Volveré a levantar la vista hacia la enorme araña, pensando lo que siempre piensa todo el mundo, que el día que se suelte la vamos a tener. Cuando me canse, (y es fácil cansarse en esas butacas, madre mía, que empecinamiento en conservarlas), siempre sin entretenerse, ya sé que no tengo mucho tiempo, sólo una hora para todo, bajaré por el pasillo central hasta el escenario. Pasaré a los bastidores, y buscaré la manera de bajar aquel telón que tenia pintado un anuncio, ya no me acuerdo de qué tienda de muebles, en el que estaba pintada una celosía, toda dividida en cuadraditos. 






Un amigo mío, que quizás esté por allí, porque ya fue a pasear contigo una vez, puto Barquero, consiguió entrar una vez al Sancta Sanctorum donde Velasco pintaba, y vio ese telón a medio hacer. Siempre que íbamos al cine al Emperador me daba la brasa con lo mismo. “No sabes como es de cerca esa celosía, parece real, que finura de dibujo”. Siempre me decías lo mismo, pesado. Bueno, todos nos repetimos de vez en cuando.







Ya que estamos en el escenario, saldré a la calle de La Puerta de La Reina por la salida de artistas, y seguiré aprovechando lo poco que ya me queda de mi hora. Daré la vuelta a la esquina de Independencia, y me acercaré a la puerta del anfiteatro. Bueno, confieso que había escrito ya “el gallinero”, pero al verlo negro sobre blanco me pareció un poco tosco. Subiré aquella escalerona, que siempre se me hacia larga, y entraré a ese semicírculo de butacas que es el punto mas alto del teatro. No puede faltar la visita a los esquinazos de los extremos, pomposamente llamados “palcos de anfiteatro”. En el de la derecha tuve el honor de ver Ben-Hur, y acabé con un dolor de cuello importante. Por la edad, ya puede andar por aquí, en esta fiesta de espectros, el acomodador aquel que se cogía unos cabreos de miedo con todas las gamberradas que hacíamos en el dichoso gallinero.

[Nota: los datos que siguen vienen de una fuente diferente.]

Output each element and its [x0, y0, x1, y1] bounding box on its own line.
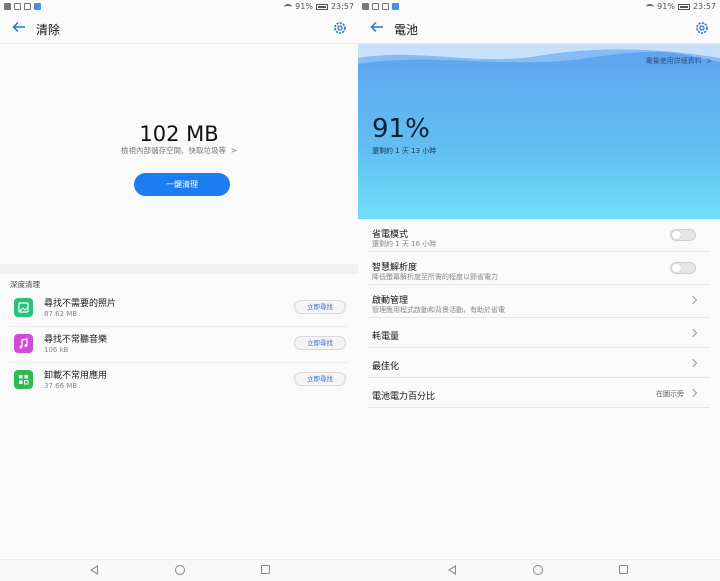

Y, yá, poco más dá de sí esta hora que me has concedido. He obtenido la satisfacción de ser el fantasma del Emperador. Sólo espero que alguien me haya visto u oído, para que conste. Porque, ser el fantasma y que nadie lo sepa, es como acostarse con Ava Gardner y no contarlo. Para que todo hubiera salido redondo, tendría que haber estado alguien limpiando el teatro, o efectuando alguna labor de mantenimiento… Imagino los comentarios: “Te lo juro, lo ví con mis propios ojos”.
Todo se acaba alguna vez. Saldré de nuevo a la calle, y buscaré de nuevo la orilla en la que me esperas. No es trabajoso encontrarla, siempre está ahí ese puertecillo cuando llega la hora de embarcar. Pero, no pongas cara de hastío, ya se que esperas que te haga la pregunta que te hacen todos, esa pregunta tonta, “Barquero, ¿cómo es la otra orilla?”. Yo ya sé que la otra orilla es igual que esta, sobre todo desde que ví “Don Juan en Los Infiernos”, de Gonzalo Suarez. Así que calla y rema, si quieres, Parco cabrón, y tengamos la fiesta en paz.